Given that we know AEB systems do reduce frontal collision rates by 40% for all cars, as the NHTSA report stresses, that implies we cannot attribute the reduction in crashes "after Autosteer" to Autosteer alone.

(Which matters because articles such as the one posted are claiming a cause-and-effect relationship between the introduction of Tesla Autopilot and a reduction in crashes, but if a significant portion or even all of the reduction is due to AEB systems that other cars have also started to adopt then we're mistaking correlation for cause.)

I don't believe they counted cars without the sensors, either before or after. Your statement about "at most a small fraction" has no evidence.

Finally, who said the reduction in crashes is Autosteer alone? Not me. It appears to be a combination of AEB and autosteer. That's what "some of the AEB benefit is in the earlier figure" means.

(Edit: note that the above comment was edited without marking the edit. See below.)

Tesla model years match the year of production. 2014 Teslas were built in 2014.

Tesla rolled out AEB in March 2015 as a software update for all cars with the appropriate hardware. All Teslas produced starting in mid-September 2014 have the appropriate hardware, so several thousand MY 2014 Teslas have AEB as of early 2015.

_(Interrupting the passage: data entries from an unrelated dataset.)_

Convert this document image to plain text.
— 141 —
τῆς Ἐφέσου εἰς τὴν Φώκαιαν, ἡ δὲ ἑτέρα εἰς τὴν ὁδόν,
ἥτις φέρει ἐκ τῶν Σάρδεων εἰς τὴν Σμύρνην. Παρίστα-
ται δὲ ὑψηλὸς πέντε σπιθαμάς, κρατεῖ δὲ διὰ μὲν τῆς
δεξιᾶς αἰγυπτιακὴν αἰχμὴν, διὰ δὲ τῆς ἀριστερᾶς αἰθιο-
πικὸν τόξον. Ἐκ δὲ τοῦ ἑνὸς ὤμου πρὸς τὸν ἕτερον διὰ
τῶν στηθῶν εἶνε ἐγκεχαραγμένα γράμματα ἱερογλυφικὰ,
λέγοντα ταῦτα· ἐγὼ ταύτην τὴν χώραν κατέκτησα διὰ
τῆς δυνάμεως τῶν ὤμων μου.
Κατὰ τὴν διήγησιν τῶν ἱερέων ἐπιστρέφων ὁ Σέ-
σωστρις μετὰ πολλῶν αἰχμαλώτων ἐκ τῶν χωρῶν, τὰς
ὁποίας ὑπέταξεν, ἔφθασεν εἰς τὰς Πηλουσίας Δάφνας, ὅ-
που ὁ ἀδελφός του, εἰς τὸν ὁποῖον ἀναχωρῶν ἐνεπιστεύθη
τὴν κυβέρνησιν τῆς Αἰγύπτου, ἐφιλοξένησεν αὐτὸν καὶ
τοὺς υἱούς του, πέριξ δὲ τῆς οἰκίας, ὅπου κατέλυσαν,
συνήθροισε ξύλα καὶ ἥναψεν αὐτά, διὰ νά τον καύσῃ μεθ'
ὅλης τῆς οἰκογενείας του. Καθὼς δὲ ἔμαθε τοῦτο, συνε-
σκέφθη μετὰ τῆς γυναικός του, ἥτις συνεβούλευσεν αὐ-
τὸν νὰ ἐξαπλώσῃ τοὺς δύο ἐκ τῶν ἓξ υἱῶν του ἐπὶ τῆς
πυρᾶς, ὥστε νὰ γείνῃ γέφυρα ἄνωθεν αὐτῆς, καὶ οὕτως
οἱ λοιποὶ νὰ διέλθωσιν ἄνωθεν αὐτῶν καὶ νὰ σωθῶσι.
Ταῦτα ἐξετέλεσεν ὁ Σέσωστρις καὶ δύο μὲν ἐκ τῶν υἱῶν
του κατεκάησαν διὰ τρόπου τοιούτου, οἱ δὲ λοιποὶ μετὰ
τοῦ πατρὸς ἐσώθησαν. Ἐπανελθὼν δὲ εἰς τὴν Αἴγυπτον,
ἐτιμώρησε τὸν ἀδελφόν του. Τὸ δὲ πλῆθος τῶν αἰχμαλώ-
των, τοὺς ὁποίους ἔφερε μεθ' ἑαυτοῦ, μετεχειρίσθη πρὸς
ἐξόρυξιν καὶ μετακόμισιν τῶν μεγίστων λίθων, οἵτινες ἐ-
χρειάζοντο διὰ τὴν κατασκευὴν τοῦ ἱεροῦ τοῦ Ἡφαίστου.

I don't think it suggests it as much as it can be inferred from looking at both sets of data.
Exactly - this is a significant weakness of the study.
Yea, it really doesn't seem like autosteer would avoid that many crashes. All that autosteer does is keep you in your lane on a marked highway. Human errors that autosteer would correct are probably relatively rare, things like distractedly drifting into another lane or falling asleep at the wheel. AEB, on the other hand, helps avoid the most common type of crash, rear end collisions.
Autosteer can also change lanes, and would avoid crashes caused by missing a vehicle in a blind spot. Seems particularly useful on a busy highway, with vehicles in adjacent lanes leaving far too little following distance between each other.
If the car can detect something in the adjacent lane, then it'll give you a warning if you try to change lanes into it manually too.
My car has that - there are too many false positives for it to be useful. I most commonly hear get the warning when there are two left turn lanes and I'm in the right one (because I need to turn right at the next road). Sure there is a car to my left, if it doesn't turn left I'll hit it, but the other car would be at fault in that case.

I will admit that there have been a couple times it saw the car I was about to merge into before I did. It is not clear if I would have seen the car a moment latter anyway or not.

Mine has never had a false positive. I've yet to accidentally merge into anybody with it, so I don't know how it behaves in the situation it's supposed to handle.
"Number of crashes" is not as important as "crashes weighted by severity". "Distracted driver" is the number 1 root cause of accidents, and "failure to stay in lane" is the number 1 proximate cause of fatal accidents in most states.

http://www.businessinsider.com/the-cause-of-the-most-fatal-c...

OK but the cited 40% figure is just for crash rates, not for severity weighted crash rates.
A stylistic note: putting quotes in code format like that makes them unreadable on mobile browsers. It's a single-line side-scrolling element with three words in frame at a time that I can only see after lifting my thumb.